Aliñar pócimas de rabia en marmitas de orgullo patrio y ofrecérselas a hombres y pueblos es la maldad que anuncia a los populistas. En esa deriva está la naciente estrella presidencial de México a la hora de exigir de España un perdón como pendón de su futuro gobierno.
La última imagen que guarda la retina de ese pueblo hermano es un puñado de españoles derrotados y exiliados, unos por la guerra, otros por el hambre. Es a ellos a los que ahora se les exige perdón por una conquista injusta, su injusto saqueo. Hombres a los que se les trata como a arrogantes conquistadores, crueles, ambiciosos y poderosos.

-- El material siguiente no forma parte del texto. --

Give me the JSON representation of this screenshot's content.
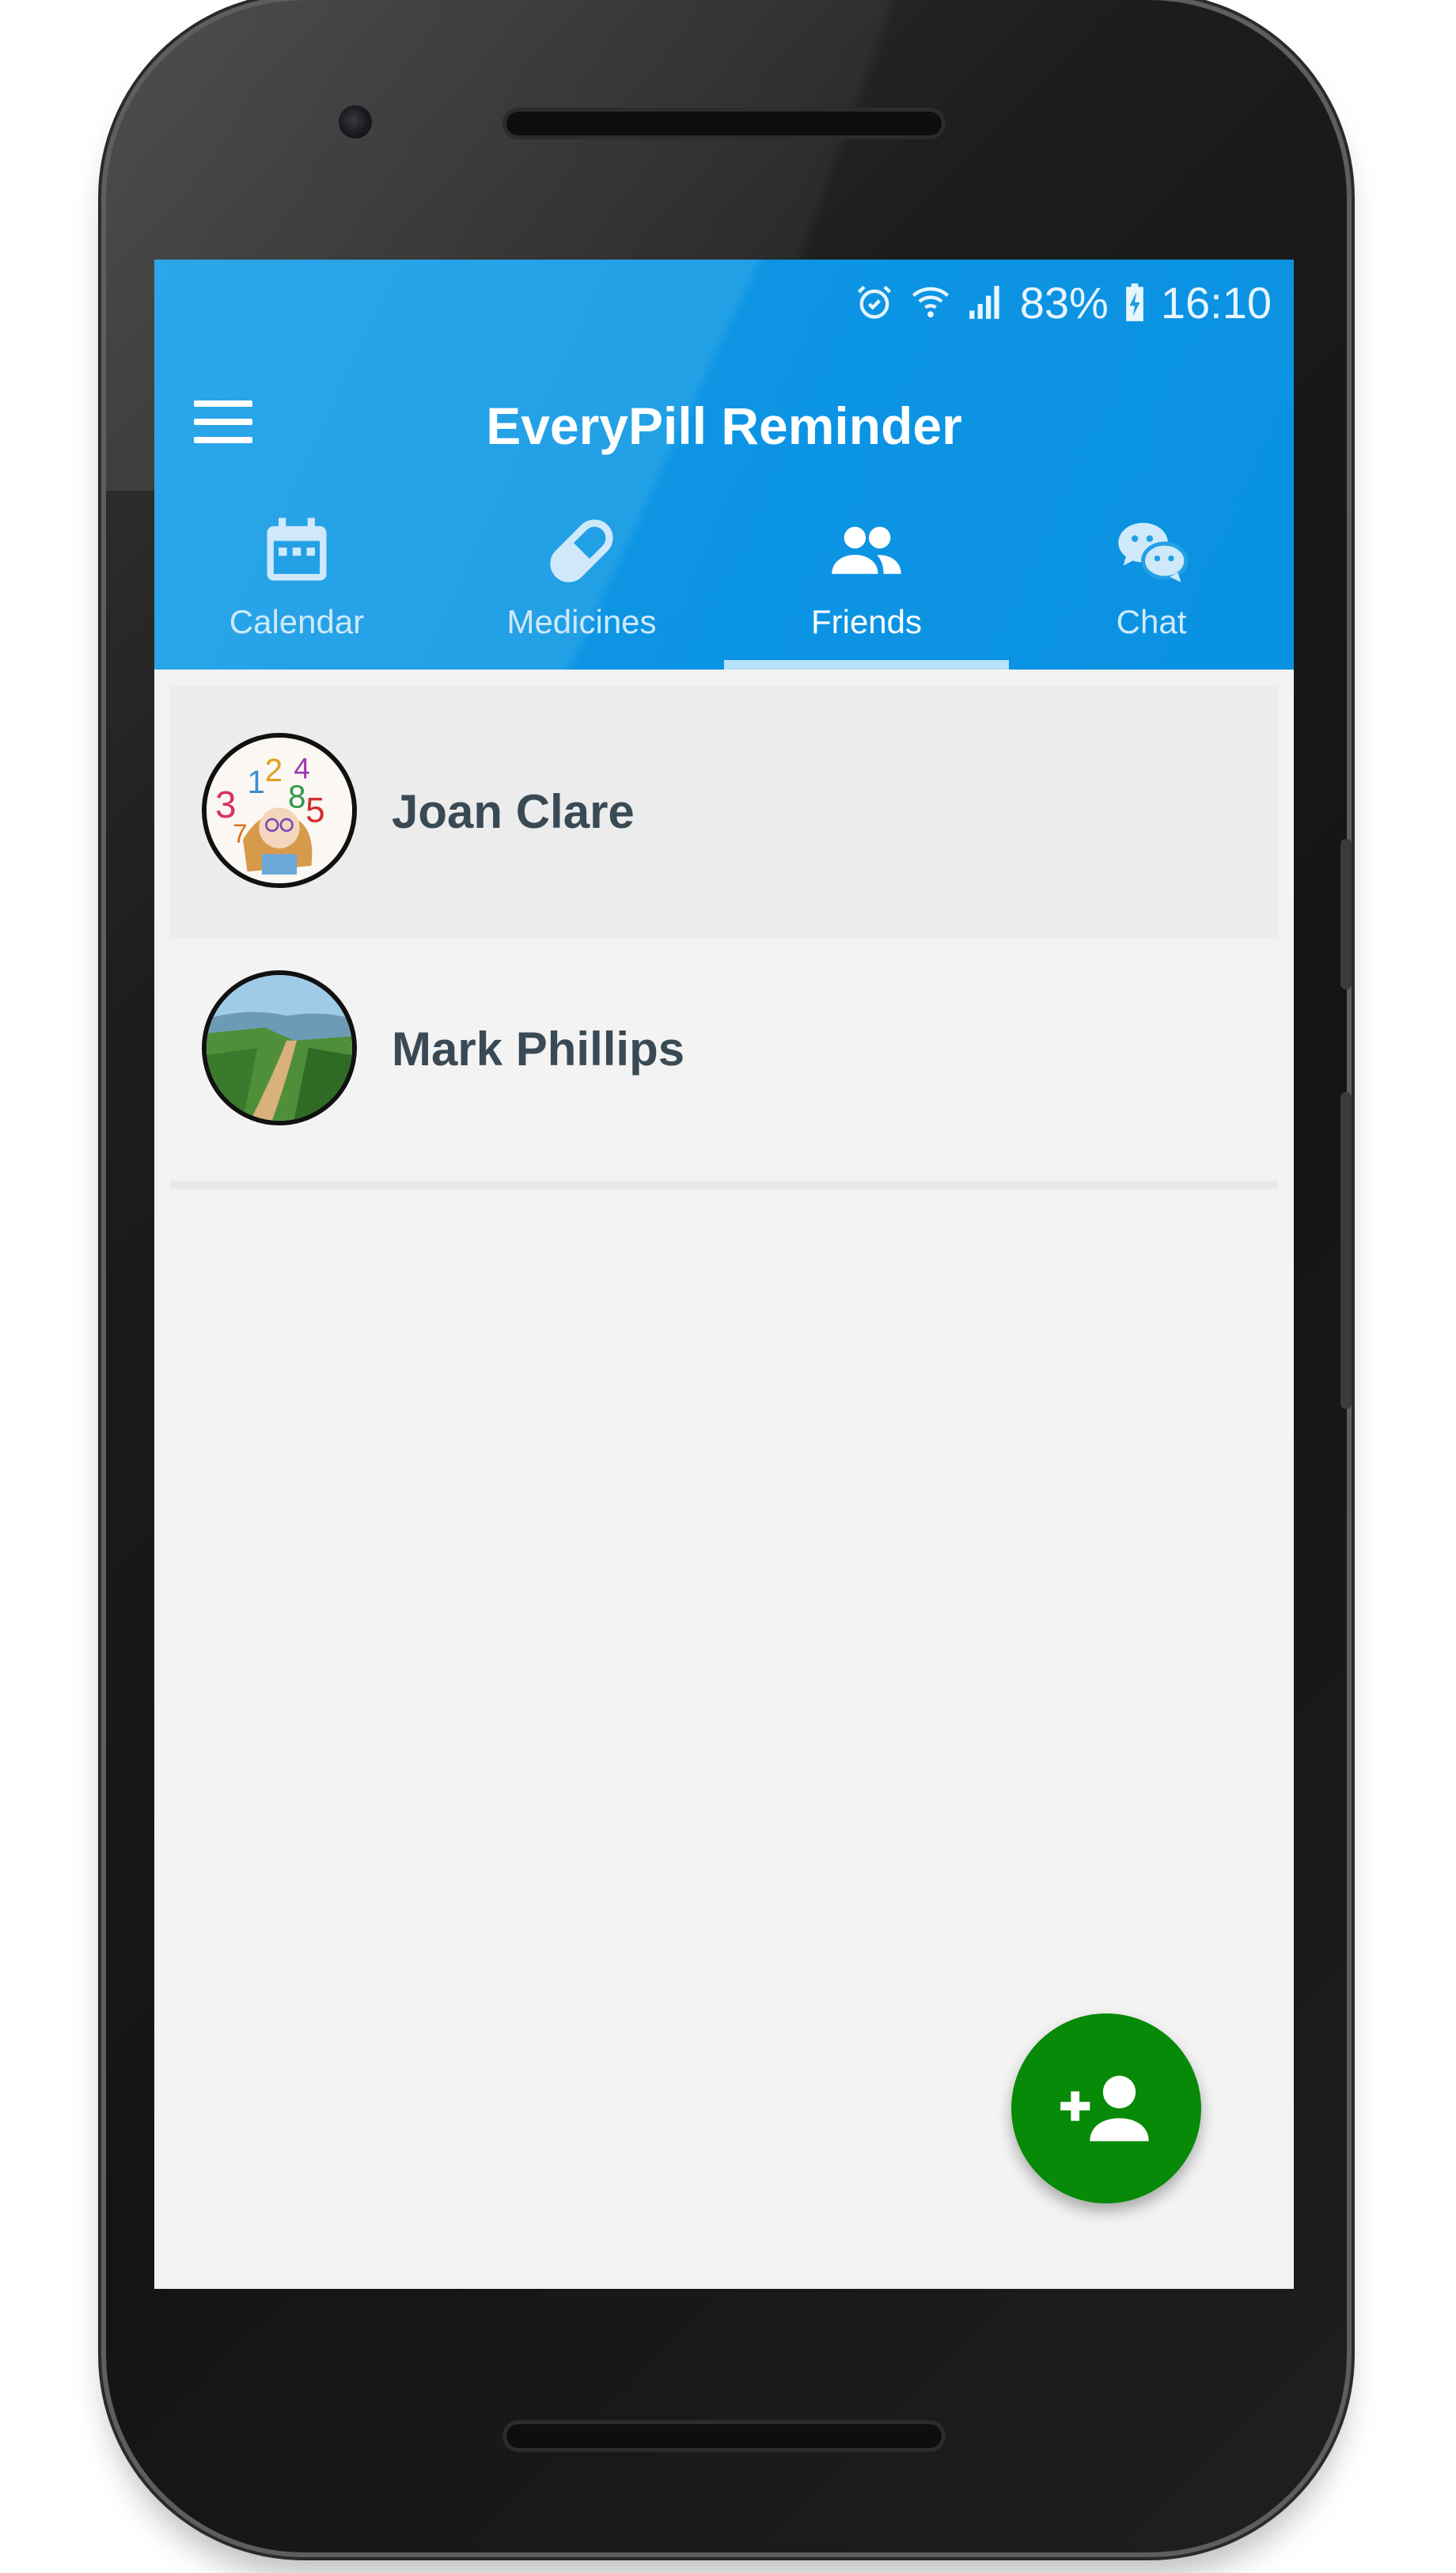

A decir del poeta —en honor a la épica— y dirigiéndose al español Manuel del Río, muerto en New Jersey y velado en D’Agostino Funeral Home: «Tus abuelos/fecundaron la tierra toda, /
la empapaban de la aventura. /
Cuando caía un español
se mutilaba el universo. /
Los velaban no en D’Agostino
Funeral Home, sino entre hogueras, /
entre caballos y armas. / Héroes
para siempre. / Estatuas de rostro borrado. / Vestidos aún
sus colores de papagayo, de poder y de fantasía».
No es a estos últimos a quienes exige el perdón, ni es esa su raza, sino a los que «mueren de anónimo y cordura por 17 dólares». A esos que, como sus compatriotas, tienen que dejar su tierra para conjurar la pobreza.
El perdón es una soberbia cuando se le exige a la humildad y torna miserable cuando con él se busca aventar hogueras de odio entre los humildes.